To our knowledge, central disease distribution association with adverse outcomes, is a novel finding not previously reported. Subpleural radiology has been linked with covid-19 resolution [21]. This finding is in line with everyday clinical practice as well. This was significant for NIV, but also, albeit not statistically, for the other two outcomes mortality and intubation. These patients might also need prioritization to treatment and could be the target of future clinical trials.
We acknowledge our study has certain limitations, one being its retrospective design, lack of data posing restrictions in multi-variable analysis and absence of a control group. Further, adverse outcomes reported in this study (all-cause mortality) might be related not solely to severe covid-19 but to other etiologies (i.e pulmonary embolism, sepsis or concomitant other diseases). Lastly, radiology findings were classified by pulmonologists, since this was not designed as a radiology study.

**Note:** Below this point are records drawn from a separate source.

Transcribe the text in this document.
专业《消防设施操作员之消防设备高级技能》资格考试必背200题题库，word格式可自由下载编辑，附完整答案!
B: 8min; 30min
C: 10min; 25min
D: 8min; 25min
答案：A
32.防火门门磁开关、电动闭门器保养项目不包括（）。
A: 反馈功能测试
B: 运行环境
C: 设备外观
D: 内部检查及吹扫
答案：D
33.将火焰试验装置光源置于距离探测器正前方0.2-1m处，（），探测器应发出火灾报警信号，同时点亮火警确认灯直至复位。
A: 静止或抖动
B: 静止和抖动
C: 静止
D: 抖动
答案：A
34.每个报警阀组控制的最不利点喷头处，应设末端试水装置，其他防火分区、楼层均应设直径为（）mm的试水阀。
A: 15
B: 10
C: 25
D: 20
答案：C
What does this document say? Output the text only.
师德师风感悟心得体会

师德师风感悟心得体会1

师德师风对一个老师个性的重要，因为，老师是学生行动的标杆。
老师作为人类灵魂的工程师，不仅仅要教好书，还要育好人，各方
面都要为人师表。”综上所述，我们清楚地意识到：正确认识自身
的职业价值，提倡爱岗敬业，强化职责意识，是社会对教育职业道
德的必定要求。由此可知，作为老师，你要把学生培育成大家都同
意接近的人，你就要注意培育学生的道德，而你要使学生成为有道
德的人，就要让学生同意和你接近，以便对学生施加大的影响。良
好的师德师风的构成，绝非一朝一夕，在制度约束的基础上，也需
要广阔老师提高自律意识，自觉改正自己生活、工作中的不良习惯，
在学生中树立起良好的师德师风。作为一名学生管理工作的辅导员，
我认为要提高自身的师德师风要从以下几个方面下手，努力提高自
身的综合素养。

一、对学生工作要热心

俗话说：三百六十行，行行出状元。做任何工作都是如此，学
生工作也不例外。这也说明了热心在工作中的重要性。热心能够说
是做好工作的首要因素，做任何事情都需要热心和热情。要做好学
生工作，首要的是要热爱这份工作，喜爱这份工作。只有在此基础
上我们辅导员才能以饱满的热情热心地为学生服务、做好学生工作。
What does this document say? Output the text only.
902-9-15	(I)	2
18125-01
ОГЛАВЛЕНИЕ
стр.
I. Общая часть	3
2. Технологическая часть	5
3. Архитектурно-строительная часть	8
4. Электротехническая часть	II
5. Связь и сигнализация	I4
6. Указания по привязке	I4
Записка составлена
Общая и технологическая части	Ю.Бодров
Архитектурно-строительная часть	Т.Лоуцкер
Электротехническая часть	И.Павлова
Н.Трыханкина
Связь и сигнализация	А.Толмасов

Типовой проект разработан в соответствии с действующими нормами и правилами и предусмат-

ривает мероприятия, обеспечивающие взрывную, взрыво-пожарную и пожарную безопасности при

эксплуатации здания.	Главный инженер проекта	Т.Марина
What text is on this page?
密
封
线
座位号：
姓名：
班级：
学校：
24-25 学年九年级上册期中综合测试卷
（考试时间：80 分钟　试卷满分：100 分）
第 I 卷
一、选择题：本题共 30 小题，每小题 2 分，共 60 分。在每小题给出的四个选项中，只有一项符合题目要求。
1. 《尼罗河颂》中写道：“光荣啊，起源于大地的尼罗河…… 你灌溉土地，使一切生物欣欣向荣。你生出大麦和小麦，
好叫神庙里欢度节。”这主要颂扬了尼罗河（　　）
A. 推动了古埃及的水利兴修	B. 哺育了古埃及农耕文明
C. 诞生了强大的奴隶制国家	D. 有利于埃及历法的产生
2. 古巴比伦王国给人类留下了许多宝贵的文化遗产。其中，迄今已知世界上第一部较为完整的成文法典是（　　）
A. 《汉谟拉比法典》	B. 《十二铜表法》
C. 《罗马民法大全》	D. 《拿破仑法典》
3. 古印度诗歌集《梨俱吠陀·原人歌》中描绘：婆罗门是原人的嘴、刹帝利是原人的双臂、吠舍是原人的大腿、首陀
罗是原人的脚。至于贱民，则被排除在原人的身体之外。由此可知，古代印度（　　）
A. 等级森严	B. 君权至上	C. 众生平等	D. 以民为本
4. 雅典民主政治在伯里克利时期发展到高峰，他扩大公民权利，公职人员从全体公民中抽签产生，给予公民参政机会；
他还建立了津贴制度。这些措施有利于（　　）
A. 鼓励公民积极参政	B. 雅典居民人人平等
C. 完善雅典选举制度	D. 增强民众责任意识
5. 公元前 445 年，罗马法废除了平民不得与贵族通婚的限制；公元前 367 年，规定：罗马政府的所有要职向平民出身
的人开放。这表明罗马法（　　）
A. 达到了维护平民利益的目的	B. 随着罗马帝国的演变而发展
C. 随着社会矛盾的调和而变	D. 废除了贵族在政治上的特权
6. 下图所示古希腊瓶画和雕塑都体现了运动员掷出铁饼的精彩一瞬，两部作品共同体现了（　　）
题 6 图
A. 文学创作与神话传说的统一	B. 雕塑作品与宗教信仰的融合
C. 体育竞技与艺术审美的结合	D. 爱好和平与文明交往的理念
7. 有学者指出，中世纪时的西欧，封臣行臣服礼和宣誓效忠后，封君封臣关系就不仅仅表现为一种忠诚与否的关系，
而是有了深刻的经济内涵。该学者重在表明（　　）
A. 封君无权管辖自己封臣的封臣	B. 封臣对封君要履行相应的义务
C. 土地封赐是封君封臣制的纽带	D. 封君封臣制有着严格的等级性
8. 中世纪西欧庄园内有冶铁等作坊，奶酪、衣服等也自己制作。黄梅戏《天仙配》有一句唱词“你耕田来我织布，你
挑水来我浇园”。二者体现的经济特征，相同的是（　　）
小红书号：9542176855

On the other hand, our findings on LDH, P/F ratios and radiology, are relatively novel and of clinical significance. Advantages of our study are the relatively large size of tocilizumab treated subjects, the multi-center design, the 90-days data, the serially recorded clinical parameters and the confirmation of our findings in a separate validation cohort. The high predictive value of our findings, as shown by the significant AUC values in the tocilizumab untreated validation cohort patients, imply that our findings relate to the disease (Covid-19) itself and may be tocilizumab independent.